Savings accounts serve different purposes than checking accounts. A checking account makes paying monthly bills convenient, but a savings account provides a special place to keep your surplus. Unlike real estate and stocks, a savings account isn't likely to earn large profits. In fact, it often pays a lower interest rate than a bank certificate of deposit. However, a savings account is a convenient place to stash extra cash.
A savings account keeps your deposits separate from your other money, such as cash on hand, checking accounts or long-term investments. Making regular deposits and seeing it grow can help motivate you to save. It's an ideal vehicle to save for a specific purpose, such as new furniture, a wedding or a vacation. If you want to save for several different goals, simplify your bookkeeping by opening multiple accounts.
A savings account keeps your money safe if you pick an institution covered by government insurance and stay within the insurance limits. The Federal Deposit Insurance Corporation insures banks, and the National Credit Union Share Insurance Fund insures credit unions. At the time of publication, in July 2012, the government insured deposits up to $250,000 for accounts in any one name in an insured institution. If the bank or credit union goes bankrupt, you still get your insured deposits back.
Savings accounts allow easy access to your money whenever you need it. You can take out money as often as you like using an ATM, bank teller, online banking transfer or mail withdrawal. However, federal law allows a maximum of six electronic transfers, telephone transfers or preauthorized payments each month, and only three of these can be by debit card. This is much quicker access than with bank certificates of deposit and involves no penalties.
You can open a savings account where you already have a checking account, such as in a bricks-and-mortar institution, or in another bank or online.
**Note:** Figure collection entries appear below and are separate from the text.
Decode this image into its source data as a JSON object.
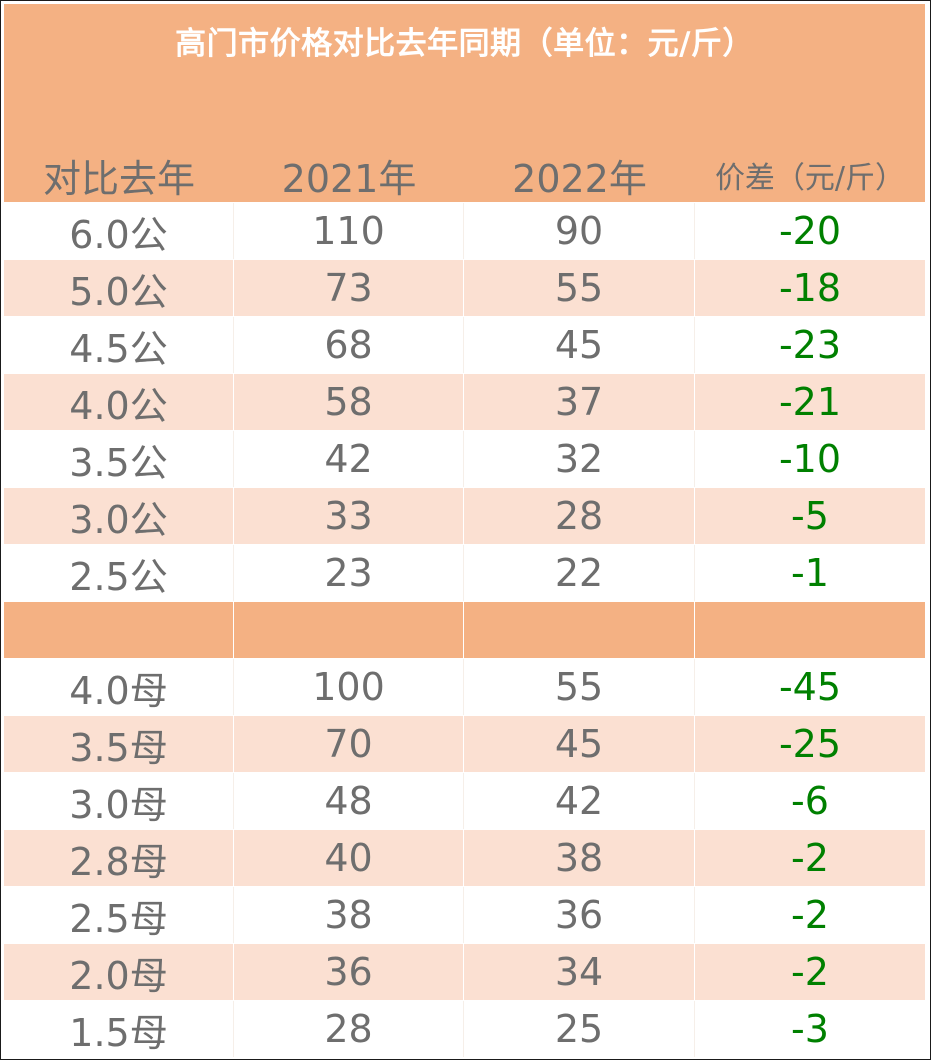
{
  "title": "高门市价格对比去年同期（单位：元/斤）",
  "columns": {
    "label": "对比去年",
    "y2021": "2021年",
    "y2022": "2022年",
    "diff": "价差（元/斤）"
  },
  "male_rows": [
    {
      "size": "6.0公",
      "y2021": "110",
      "y2022": "90",
      "diff": "-20"
    },
    {
      "size": "5.0公",
      "y2021": "73",
      "y2022": "55",
      "diff": "-18"
    },
    {
      "size": "4.5公",
      "y2021": "68",
      "y2022": "45",
      "diff": "-23"
    },
    {
      "size": "4.0公",
      "y2021": "58",
      "y2022": "37",
      "diff": "-21"
    },
    {
      "size": "3.5公",
      "y2021": "42",
      "y2022": "32",
      "diff": "-10"
    },
    {
      "size": "3.0公",
      "y2021": "33",
      "y2022": "28",
      "diff": "-5"
    },
    {
      "size": "2.5公",
      "y2021": "23",
      "y2022": "22",
      "diff": "-1"
    }
  ],
  "female_rows": [
    {
      "size": "4.0母",
      "y2021": "100",
      "y2022": "55",
      "diff": "-45"
    },
    {
      "size": "3.5母",
      "y2021": "70",
      "y2022": "45",
      "diff": "-25"
    },
    {
      "size": "3.0母",
      "y2021": "48",
      "y2022": "42",
      "diff": "-6"
    },
    {
      "size": "2.8母",
      "y2021": "40",
      "y2022": "38",
      "diff": "-2"
    },
    {
      "size": "2.5母",
      "y2021": "38",
      "y2022": "36",
      "diff": "-2"
    },
    {
      "size": "2.0母",
      "y2021": "36",
      "y2022": "34",
      "diff": "-2"
    },
    {
      "size": "1.5母",
      "y2021": "28",
      "y2022": "25",
      "diff": "-3"
    }
  ],
  "colors": {
    "header": "#f4b183",
    "alt_row": "#fbe0d2",
    "text": "#6e6e6e",
    "diff_text": "#008000"
  }
}
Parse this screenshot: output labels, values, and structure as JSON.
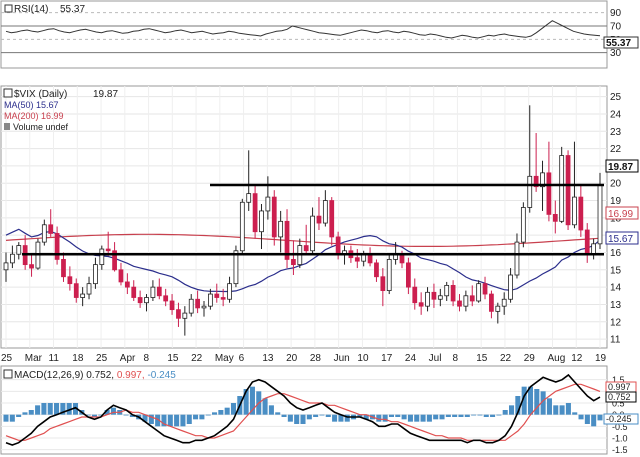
{
  "rsi_panel": {
    "label": "RSI(14)",
    "value_text": "55.37",
    "levels": [
      90,
      70,
      50,
      30
    ],
    "overbought": 70,
    "oversold": 30,
    "current": 55.37,
    "series": [
      62,
      60,
      61,
      63,
      64,
      62,
      61,
      63,
      65,
      66,
      63,
      61,
      60,
      62,
      64,
      65,
      63,
      61,
      60,
      62,
      63,
      61,
      59,
      60,
      62,
      63,
      65,
      66,
      64,
      62,
      60,
      61,
      63,
      64,
      62,
      60,
      61,
      62,
      60,
      58,
      59,
      60,
      62,
      61,
      59,
      58,
      57,
      56,
      55,
      58,
      60,
      62,
      63,
      65,
      70,
      68,
      66,
      64,
      62,
      60,
      59,
      58,
      57,
      56,
      58,
      60,
      62,
      64,
      63,
      61,
      60,
      62,
      63,
      61,
      60,
      62,
      61,
      59,
      57,
      56,
      58,
      57,
      55,
      53,
      52,
      54,
      56,
      55,
      53,
      52,
      54,
      56,
      55,
      57,
      58,
      56,
      55,
      54,
      53,
      55,
      60,
      66,
      72,
      78,
      74,
      70,
      66,
      62,
      60,
      58,
      57,
      56,
      55.37
    ]
  },
  "vix_panel": {
    "title": "$VIX (Daily)",
    "close_text": "19.87",
    "ma50_label": "MA(50)",
    "ma50_text": "15.67",
    "ma200_label": "MA(200)",
    "ma200_text": "16.99",
    "volume_label": "Volume undef",
    "y_ticks": [
      25,
      24,
      23,
      22,
      21,
      20,
      19,
      18,
      17,
      16,
      15,
      14,
      13,
      12,
      11
    ],
    "x_ticks": [
      "25",
      "Mar",
      "11",
      "18",
      "25",
      "Apr",
      "8",
      "15",
      "22",
      "May",
      "6",
      "13",
      "20",
      "28",
      "Jun",
      "10",
      "17",
      "24",
      "Jul",
      "8",
      "15",
      "22",
      "29",
      "Aug",
      "12",
      "19"
    ],
    "resistance_level": 19.9,
    "support_level": 15.9,
    "colors": {
      "up_candle": "#ffffff",
      "down_candle": "#cc1f4f",
      "ma50": "#2b2e8c",
      "ma200": "#c8404e",
      "price_box": "#ffffff",
      "ma50_box": "#ffffff",
      "ma200_box": "#ffffff"
    }
  },
  "chart_data": [
    {
      "type": "line",
      "title": "RSI(14)",
      "series": [
        {
          "name": "RSI(14)",
          "last": 55.37
        }
      ],
      "ylim": [
        10,
        100
      ]
    },
    {
      "type": "candlestick",
      "title": "$VIX (Daily)",
      "series": [
        {
          "name": "$VIX (Daily)",
          "last": 19.87
        },
        {
          "name": "MA(50)",
          "last": 15.67
        },
        {
          "name": "MA(200)",
          "last": 16.99
        }
      ],
      "ylim": [
        10.6,
        25.5
      ],
      "candles": [
        [
          15.0,
          16.0,
          14.3,
          15.4
        ],
        [
          15.4,
          16.4,
          15.1,
          15.9
        ],
        [
          15.9,
          16.6,
          15.6,
          16.4
        ],
        [
          16.4,
          17.0,
          15.0,
          15.3
        ],
        [
          15.3,
          15.9,
          14.6,
          15.1
        ],
        [
          15.1,
          16.8,
          15.0,
          16.6
        ],
        [
          16.6,
          17.9,
          16.4,
          17.6
        ],
        [
          17.6,
          18.5,
          16.9,
          17.1
        ],
        [
          17.1,
          17.5,
          15.3,
          15.6
        ],
        [
          15.6,
          16.0,
          14.3,
          14.6
        ],
        [
          14.6,
          15.2,
          13.8,
          14.2
        ],
        [
          14.2,
          14.5,
          13.1,
          13.4
        ],
        [
          13.4,
          14.0,
          12.9,
          13.6
        ],
        [
          13.6,
          14.6,
          13.3,
          14.2
        ],
        [
          14.2,
          15.7,
          13.9,
          15.3
        ],
        [
          15.3,
          16.4,
          15.0,
          16.2
        ],
        [
          16.2,
          17.2,
          15.8,
          16.1
        ],
        [
          16.1,
          16.6,
          14.9,
          15.0
        ],
        [
          15.0,
          15.4,
          14.1,
          14.3
        ],
        [
          14.3,
          14.8,
          13.6,
          14.0
        ],
        [
          14.0,
          14.4,
          13.2,
          13.4
        ],
        [
          13.4,
          13.8,
          12.8,
          13.1
        ],
        [
          13.1,
          13.6,
          12.6,
          13.4
        ],
        [
          13.4,
          14.4,
          13.2,
          14.0
        ],
        [
          14.0,
          14.5,
          13.3,
          13.5
        ],
        [
          13.5,
          13.9,
          12.9,
          13.2
        ],
        [
          13.2,
          13.6,
          12.4,
          12.7
        ],
        [
          12.7,
          13.1,
          11.7,
          12.2
        ],
        [
          12.2,
          12.9,
          11.2,
          12.5
        ],
        [
          12.5,
          13.6,
          12.3,
          13.3
        ],
        [
          13.3,
          13.8,
          12.5,
          12.8
        ],
        [
          12.8,
          13.2,
          12.3,
          12.9
        ],
        [
          12.9,
          13.9,
          12.7,
          13.6
        ],
        [
          13.6,
          14.2,
          13.1,
          13.4
        ],
        [
          13.4,
          13.9,
          12.9,
          13.3
        ],
        [
          13.3,
          14.6,
          13.1,
          14.2
        ],
        [
          14.2,
          16.4,
          14.0,
          16.1
        ],
        [
          16.1,
          19.1,
          15.9,
          18.9
        ],
        [
          18.9,
          21.9,
          18.4,
          19.4
        ],
        [
          19.4,
          19.9,
          16.8,
          17.2
        ],
        [
          17.2,
          18.8,
          16.2,
          18.4
        ],
        [
          18.4,
          20.4,
          17.9,
          19.2
        ],
        [
          19.2,
          19.6,
          16.4,
          16.9
        ],
        [
          16.9,
          18.4,
          16.0,
          17.8
        ],
        [
          17.8,
          18.5,
          15.1,
          15.6
        ],
        [
          15.6,
          16.7,
          14.7,
          15.3
        ],
        [
          15.3,
          16.8,
          15.1,
          16.4
        ],
        [
          16.4,
          17.6,
          15.9,
          16.1
        ],
        [
          16.1,
          18.6,
          15.9,
          18.1
        ],
        [
          18.1,
          19.2,
          17.3,
          17.7
        ],
        [
          17.7,
          19.6,
          17.5,
          19.0
        ],
        [
          19.0,
          19.2,
          16.4,
          16.9
        ],
        [
          16.9,
          17.2,
          15.6,
          15.9
        ],
        [
          15.9,
          16.4,
          15.3,
          16.1
        ],
        [
          16.1,
          16.4,
          15.4,
          15.7
        ],
        [
          15.7,
          16.2,
          15.1,
          15.5
        ],
        [
          15.5,
          16.1,
          15.2,
          15.9
        ],
        [
          15.9,
          16.3,
          15.2,
          15.4
        ],
        [
          15.4,
          15.6,
          14.3,
          14.6
        ],
        [
          14.6,
          15.1,
          12.9,
          13.8
        ],
        [
          13.8,
          15.9,
          13.6,
          15.6
        ],
        [
          15.6,
          16.6,
          15.3,
          15.9
        ],
        [
          15.9,
          16.1,
          15.1,
          15.4
        ],
        [
          15.4,
          15.7,
          13.6,
          14.0
        ],
        [
          14.0,
          14.5,
          12.7,
          13.1
        ],
        [
          13.1,
          13.7,
          12.4,
          12.9
        ],
        [
          12.9,
          14.0,
          12.6,
          13.7
        ],
        [
          13.7,
          14.2,
          12.8,
          13.3
        ],
        [
          13.3,
          13.9,
          12.9,
          13.5
        ],
        [
          13.5,
          14.3,
          13.2,
          14.1
        ],
        [
          14.1,
          14.4,
          12.9,
          13.2
        ],
        [
          13.2,
          13.6,
          12.6,
          12.9
        ],
        [
          12.9,
          13.8,
          12.6,
          13.5
        ],
        [
          13.5,
          14.1,
          12.9,
          13.2
        ],
        [
          13.2,
          14.4,
          13.1,
          14.2
        ],
        [
          14.2,
          14.6,
          13.3,
          13.6
        ],
        [
          13.6,
          13.8,
          12.2,
          12.6
        ],
        [
          12.6,
          13.1,
          11.9,
          12.9
        ],
        [
          12.9,
          13.7,
          12.4,
          13.3
        ],
        [
          13.3,
          15.1,
          13.1,
          14.7
        ],
        [
          14.7,
          17.1,
          14.5,
          16.6
        ],
        [
          16.6,
          18.9,
          16.3,
          18.6
        ],
        [
          18.6,
          24.5,
          18.3,
          20.4
        ],
        [
          20.4,
          22.9,
          19.5,
          19.8
        ],
        [
          19.8,
          21.3,
          18.4,
          20.6
        ],
        [
          20.6,
          22.4,
          17.8,
          18.2
        ],
        [
          18.2,
          19.0,
          17.1,
          17.8
        ],
        [
          17.8,
          22.1,
          17.7,
          21.6
        ],
        [
          21.6,
          21.9,
          17.3,
          17.6
        ],
        [
          17.6,
          22.4,
          17.4,
          19.2
        ],
        [
          19.2,
          19.9,
          16.9,
          17.3
        ],
        [
          17.3,
          17.7,
          15.4,
          15.9
        ],
        [
          15.9,
          16.8,
          15.6,
          16.5
        ],
        [
          16.5,
          20.6,
          16.2,
          19.87
        ]
      ]
    },
    {
      "type": "line",
      "title": "MACD(12,26,9)",
      "series": [
        {
          "name": "MACD(12,26,9)",
          "last": 0.752
        },
        {
          "name": "Signal",
          "last": 0.997
        },
        {
          "name": "Histogram",
          "last": -0.245
        }
      ],
      "ylim": [
        -1.6,
        2.0
      ]
    }
  ],
  "macd_panel": {
    "label": "MACD(12,26,9)",
    "macd_text": "0.752,",
    "signal_text": "0.997,",
    "hist_text": "-0.245",
    "y_ticks": [
      "1.5",
      "1.0",
      "0.5",
      "0.0",
      "-0.5",
      "-1.0",
      "-1.5"
    ],
    "box_macd": "0.752",
    "box_signal": "0.997",
    "box_hist": "-0.245",
    "colors": {
      "macd": "#000000",
      "signal": "#e05050",
      "hist": "#4a8ec4"
    },
    "macd": [
      -1.2,
      -1.3,
      -1.2,
      -1.0,
      -0.8,
      -0.5,
      -0.3,
      -0.1,
      0.0,
      0.1,
      0.2,
      0.3,
      0.1,
      -0.1,
      -0.2,
      -0.1,
      0.2,
      0.4,
      0.3,
      0.2,
      0.0,
      -0.1,
      -0.3,
      -0.5,
      -0.7,
      -0.9,
      -1.0,
      -1.1,
      -1.2,
      -1.2,
      -1.1,
      -1.1,
      -1.0,
      -0.9,
      -0.7,
      -0.5,
      -0.2,
      0.4,
      1.0,
      1.4,
      1.5,
      1.4,
      1.2,
      1.0,
      0.8,
      0.5,
      0.3,
      0.2,
      0.3,
      0.4,
      0.5,
      0.3,
      0.1,
      0.0,
      -0.1,
      -0.1,
      -0.1,
      -0.2,
      -0.3,
      -0.5,
      -0.5,
      -0.4,
      -0.4,
      -0.6,
      -0.8,
      -0.9,
      -1.0,
      -1.1,
      -1.1,
      -1.1,
      -1.1,
      -1.1,
      -1.1,
      -1.2,
      -1.1,
      -1.1,
      -1.2,
      -1.2,
      -1.1,
      -0.9,
      -0.5,
      0.1,
      0.8,
      1.2,
      1.4,
      1.6,
      1.5,
      1.4,
      1.5,
      1.7,
      1.4,
      1.1,
      0.8,
      0.6,
      0.752
    ],
    "signal": [
      -0.9,
      -1.0,
      -1.1,
      -1.1,
      -1.0,
      -0.9,
      -0.8,
      -0.6,
      -0.5,
      -0.4,
      -0.3,
      -0.2,
      -0.1,
      -0.1,
      -0.1,
      -0.1,
      0.0,
      0.1,
      0.1,
      0.2,
      0.1,
      0.1,
      0.0,
      -0.1,
      -0.2,
      -0.4,
      -0.5,
      -0.6,
      -0.7,
      -0.8,
      -0.9,
      -0.9,
      -1.0,
      -1.0,
      -0.9,
      -0.8,
      -0.7,
      -0.4,
      -0.1,
      0.2,
      0.5,
      0.7,
      0.8,
      0.9,
      0.9,
      0.8,
      0.7,
      0.6,
      0.5,
      0.5,
      0.5,
      0.4,
      0.4,
      0.3,
      0.2,
      0.1,
      0.0,
      0.0,
      -0.1,
      -0.2,
      -0.2,
      -0.3,
      -0.3,
      -0.4,
      -0.5,
      -0.6,
      -0.7,
      -0.8,
      -0.9,
      -0.9,
      -1.0,
      -1.0,
      -1.0,
      -1.1,
      -1.1,
      -1.1,
      -1.1,
      -1.1,
      -1.1,
      -1.1,
      -0.9,
      -0.7,
      -0.4,
      0.0,
      0.3,
      0.6,
      0.8,
      1.0,
      1.1,
      1.2,
      1.3,
      1.3,
      1.2,
      1.1,
      0.997
    ]
  }
}
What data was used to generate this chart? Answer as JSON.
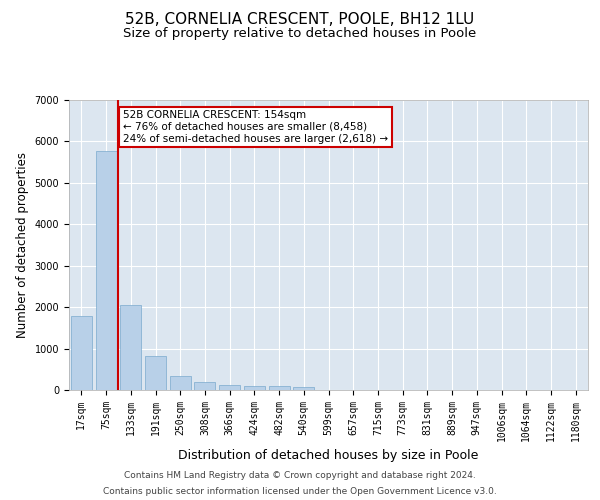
{
  "title1": "52B, CORNELIA CRESCENT, POOLE, BH12 1LU",
  "title2": "Size of property relative to detached houses in Poole",
  "xlabel": "Distribution of detached houses by size in Poole",
  "ylabel": "Number of detached properties",
  "bar_color": "#b8d0e8",
  "bar_edge_color": "#7aaace",
  "categories": [
    "17sqm",
    "75sqm",
    "133sqm",
    "191sqm",
    "250sqm",
    "308sqm",
    "366sqm",
    "424sqm",
    "482sqm",
    "540sqm",
    "599sqm",
    "657sqm",
    "715sqm",
    "773sqm",
    "831sqm",
    "889sqm",
    "947sqm",
    "1006sqm",
    "1064sqm",
    "1122sqm",
    "1180sqm"
  ],
  "values": [
    1780,
    5780,
    2050,
    820,
    340,
    185,
    115,
    100,
    90,
    65,
    0,
    0,
    0,
    0,
    0,
    0,
    0,
    0,
    0,
    0,
    0
  ],
  "ylim": [
    0,
    7000
  ],
  "yticks": [
    0,
    1000,
    2000,
    3000,
    4000,
    5000,
    6000,
    7000
  ],
  "vline_color": "#cc0000",
  "annotation_text": "52B CORNELIA CRESCENT: 154sqm\n← 76% of detached houses are smaller (8,458)\n24% of semi-detached houses are larger (2,618) →",
  "annotation_box_color": "#cc0000",
  "background_color": "#dce6f0",
  "footer1": "Contains HM Land Registry data © Crown copyright and database right 2024.",
  "footer2": "Contains public sector information licensed under the Open Government Licence v3.0.",
  "grid_color": "#ffffff",
  "title1_fontsize": 11,
  "title2_fontsize": 9.5,
  "xlabel_fontsize": 9,
  "ylabel_fontsize": 8.5,
  "tick_fontsize": 7,
  "footer_fontsize": 6.5,
  "annotation_fontsize": 7.5
}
Some savings accounts require an opening balance of $500 or more, while others court small savers with a low starting balance of $1. Check all the terms before you open an account because some institutions charge a monthly fee if you fall below a minimum balance.
The interest rate on a savings account depends upon the institution. According to Bankrate.com, you usually get the best rates at online banks, but you have to make sure monthly fees won't eat up your gains. Compare rates and fees at several institutions, both locally and online, and ask about special offers. For example, you may qualify for a better rate if you already have a checking account at a bank or because of your age.